Richard was associated with Westminster Abbey for quite a while. According to the Assistant Keeper of the Muniments at the Abbey Library : “He was a tenor Lay Vicar of the Abbey from 1783-1806 and Master of the Choristers from 1794-1805. He was also a Gentleman of the Chapel Royal from 1779 to his death. He composed three chants contained in Vandernan’s Divine Harmony. His wife was Elizabeth and in his will it says he was living in Leicester Square.” [email 24 Apr 2013] I have found two daughters born to them although I have only found one baptism, and that is for Sarah Elizabeth, who was baptized in 1762 at St George’s Chapel, New Windsor, Berkshire.
I was tentative at first about what this means, but after checking- New Windsor means the area around Windsor Castle, and is called new to distinguish it from the village of Windsor which existed before the castle. New is a relative term. As a musician, he most likely was working for St George’s or for some part of the royal household. According to The Organists & Composers of S. Paul’s Cathedral [by John S Bumpus, Bowden, Hudson & Co, London, 1891] he was Lay Clerk of St George’s Chapel, Windsor and Eton College from 1760-1773 [p241].This is something I will have to look into further. I have to assess my options and make research strategies to confirm information already found, and see if I can go further.

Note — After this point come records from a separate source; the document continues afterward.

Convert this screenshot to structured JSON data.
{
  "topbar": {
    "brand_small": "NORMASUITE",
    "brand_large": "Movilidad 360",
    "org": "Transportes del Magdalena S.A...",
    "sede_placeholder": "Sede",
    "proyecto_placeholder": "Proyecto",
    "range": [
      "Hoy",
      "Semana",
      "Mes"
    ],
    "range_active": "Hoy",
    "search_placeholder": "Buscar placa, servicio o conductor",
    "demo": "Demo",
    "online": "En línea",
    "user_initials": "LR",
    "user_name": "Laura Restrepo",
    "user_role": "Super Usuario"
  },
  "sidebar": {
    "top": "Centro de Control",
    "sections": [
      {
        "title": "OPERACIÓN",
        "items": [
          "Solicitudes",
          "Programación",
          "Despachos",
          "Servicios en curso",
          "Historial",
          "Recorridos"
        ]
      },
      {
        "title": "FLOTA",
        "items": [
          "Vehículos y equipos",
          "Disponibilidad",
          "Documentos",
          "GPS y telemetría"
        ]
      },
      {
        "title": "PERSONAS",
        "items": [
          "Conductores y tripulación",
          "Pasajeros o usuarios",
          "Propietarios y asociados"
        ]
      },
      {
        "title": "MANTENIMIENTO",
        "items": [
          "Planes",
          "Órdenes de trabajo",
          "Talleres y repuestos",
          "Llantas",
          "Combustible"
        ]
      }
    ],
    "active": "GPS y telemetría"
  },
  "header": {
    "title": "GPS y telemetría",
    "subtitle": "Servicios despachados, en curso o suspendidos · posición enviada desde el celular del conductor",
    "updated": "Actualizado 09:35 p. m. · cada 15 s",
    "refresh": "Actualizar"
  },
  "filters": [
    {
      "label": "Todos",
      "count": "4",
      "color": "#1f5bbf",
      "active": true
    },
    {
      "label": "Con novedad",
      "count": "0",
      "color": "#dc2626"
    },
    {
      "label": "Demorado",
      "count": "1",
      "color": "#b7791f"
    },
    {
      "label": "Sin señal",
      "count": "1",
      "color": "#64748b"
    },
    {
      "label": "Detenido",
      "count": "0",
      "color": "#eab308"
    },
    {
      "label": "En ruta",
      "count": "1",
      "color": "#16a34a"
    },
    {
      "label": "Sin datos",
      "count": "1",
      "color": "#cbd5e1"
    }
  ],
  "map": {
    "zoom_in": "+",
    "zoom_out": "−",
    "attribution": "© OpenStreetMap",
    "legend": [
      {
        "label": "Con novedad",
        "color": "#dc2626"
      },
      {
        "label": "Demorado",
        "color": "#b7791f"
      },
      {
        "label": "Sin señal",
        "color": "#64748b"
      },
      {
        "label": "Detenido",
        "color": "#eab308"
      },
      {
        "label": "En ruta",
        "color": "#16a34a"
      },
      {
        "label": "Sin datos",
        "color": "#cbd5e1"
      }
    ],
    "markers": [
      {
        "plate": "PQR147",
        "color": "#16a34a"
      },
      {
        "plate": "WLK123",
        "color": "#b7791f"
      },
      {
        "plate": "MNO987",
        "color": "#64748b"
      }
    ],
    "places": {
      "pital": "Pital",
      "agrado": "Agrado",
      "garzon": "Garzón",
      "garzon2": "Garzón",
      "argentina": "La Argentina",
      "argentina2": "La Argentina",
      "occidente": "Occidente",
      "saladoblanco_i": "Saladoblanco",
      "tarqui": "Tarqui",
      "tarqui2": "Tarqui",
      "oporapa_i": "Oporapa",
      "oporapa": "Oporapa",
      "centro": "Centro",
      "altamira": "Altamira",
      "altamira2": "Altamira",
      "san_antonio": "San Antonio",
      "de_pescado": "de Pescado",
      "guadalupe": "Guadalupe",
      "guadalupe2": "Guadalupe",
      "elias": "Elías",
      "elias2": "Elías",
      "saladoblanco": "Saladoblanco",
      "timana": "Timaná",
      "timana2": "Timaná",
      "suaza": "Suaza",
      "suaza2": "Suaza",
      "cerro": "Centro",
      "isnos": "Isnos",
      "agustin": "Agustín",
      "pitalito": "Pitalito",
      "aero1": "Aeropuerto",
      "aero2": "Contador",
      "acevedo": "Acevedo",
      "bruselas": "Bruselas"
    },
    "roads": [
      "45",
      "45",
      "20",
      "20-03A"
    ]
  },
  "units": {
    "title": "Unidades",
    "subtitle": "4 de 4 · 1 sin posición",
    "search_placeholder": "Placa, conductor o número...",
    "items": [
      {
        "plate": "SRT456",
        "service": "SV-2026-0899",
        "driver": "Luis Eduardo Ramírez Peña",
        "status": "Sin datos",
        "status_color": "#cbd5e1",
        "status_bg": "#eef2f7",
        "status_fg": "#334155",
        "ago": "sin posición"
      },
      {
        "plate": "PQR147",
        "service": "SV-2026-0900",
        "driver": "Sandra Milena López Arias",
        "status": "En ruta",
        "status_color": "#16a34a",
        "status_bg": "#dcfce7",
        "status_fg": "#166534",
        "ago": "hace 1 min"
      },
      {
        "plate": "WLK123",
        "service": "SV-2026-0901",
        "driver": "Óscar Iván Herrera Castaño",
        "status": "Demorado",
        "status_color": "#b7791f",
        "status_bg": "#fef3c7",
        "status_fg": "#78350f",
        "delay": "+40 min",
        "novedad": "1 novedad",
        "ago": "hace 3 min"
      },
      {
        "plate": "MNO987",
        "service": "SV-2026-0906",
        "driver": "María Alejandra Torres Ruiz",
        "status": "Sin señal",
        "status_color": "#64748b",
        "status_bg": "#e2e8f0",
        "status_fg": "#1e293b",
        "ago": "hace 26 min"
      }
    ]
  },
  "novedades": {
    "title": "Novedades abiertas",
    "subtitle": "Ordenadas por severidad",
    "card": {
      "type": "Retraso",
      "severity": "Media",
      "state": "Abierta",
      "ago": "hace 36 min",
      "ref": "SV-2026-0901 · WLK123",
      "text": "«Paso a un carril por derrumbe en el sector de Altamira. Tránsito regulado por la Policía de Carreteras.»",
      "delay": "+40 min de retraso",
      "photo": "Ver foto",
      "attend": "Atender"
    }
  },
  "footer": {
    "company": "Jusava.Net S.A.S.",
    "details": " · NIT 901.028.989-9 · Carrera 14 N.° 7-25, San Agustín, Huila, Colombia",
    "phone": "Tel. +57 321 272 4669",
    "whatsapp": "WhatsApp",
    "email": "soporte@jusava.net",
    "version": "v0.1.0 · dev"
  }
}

They had another daughter named Frances, and I know about her because she was buried with her father in Westminster Abbey. I will focus another chapter on Sarah Elizabeth later on, and continue with Frances’ story in this instalment. Frances was married twice, both times at St Margaret’s Church in Westminster (the smaller church next to Westminster Abbey). Her first marriage was to Jean Victor Baron of Westminster Parish, on the 6 July 1789. I have found later traces of her son Richard John Baron, and according to the census in 1861 and 1871 he was born in 1793 in St Margaret’s Westminster. Now according to Westminster Abbey sources, Frances was late of Annonay, France. I cannot fathom a reason why they would live in France at that period. His name leads one to assume he was of French origin, but Revolutionary France is not a good place for a man with an English wife to be.

And this is why I believe that the reference in William Windham’s diary in 1789 of Mrs Guise having problems with her daughter’s in-laws is in reference to Frances. [11 Sept 1789 – page 186]. Newly married, etc…. Frances returned to England, and as a widow, married John Wright, also described as a member of the parish of Westminster. She had a son with John, John William Wright, who was born in 1802. She died in November of 1802, and was laid to rest in Westminster Abbey.


What is most interesting is the will written by Elizabeth Windham Guise. She died a widow, thus possessing the estate of her husband Richard. She left nothing to her daughter Sarah Elizabeth Guise-Cutler, and instead concentrated her interests in the children of her daughter Frances, specifically Richard John Baron, who on his mother’s death in 1802 was left an orphan.

“to pay the dividends of two thousand five hundred pounds of some one of the three percent annuities for the benefit of my grandson Richard John Baron now a cadet in the College at Woolwich until he shall attain the age of twenty one years and when he shall have attained the age of twenty-one years upon further trust to transfer unto him my said grandson Richard John Baron the said sum of two thousand five in one of the three percent annuities for his own use. . .”


I was able to trace a bit about Richard John Baron using the information from the census. In the census he stated that he was a Lt Colonel in the Royal Engineers. From a rather easy search made I was able to obtain his service records from the National Archives. [WO/25/3913 p 25] He served in the Royal Engineers from the 1 June 1810 to 1841, although he was on half pay until 1854. He served during the Napoleonic Wars in the Peninsula, in Canada during the War of 1812, and the Rebellions of 1838, and he also served in Bermuda. He started as a 2nd Lt, and left as a Lt Col. These records also show that he was married twice, first to Charlotte Bourtt in 1818 in Geneva, and 1845 to Mary Hughes in Middlesex. There were no children. He died in 1871.

I intend to find out what happened to his half brother.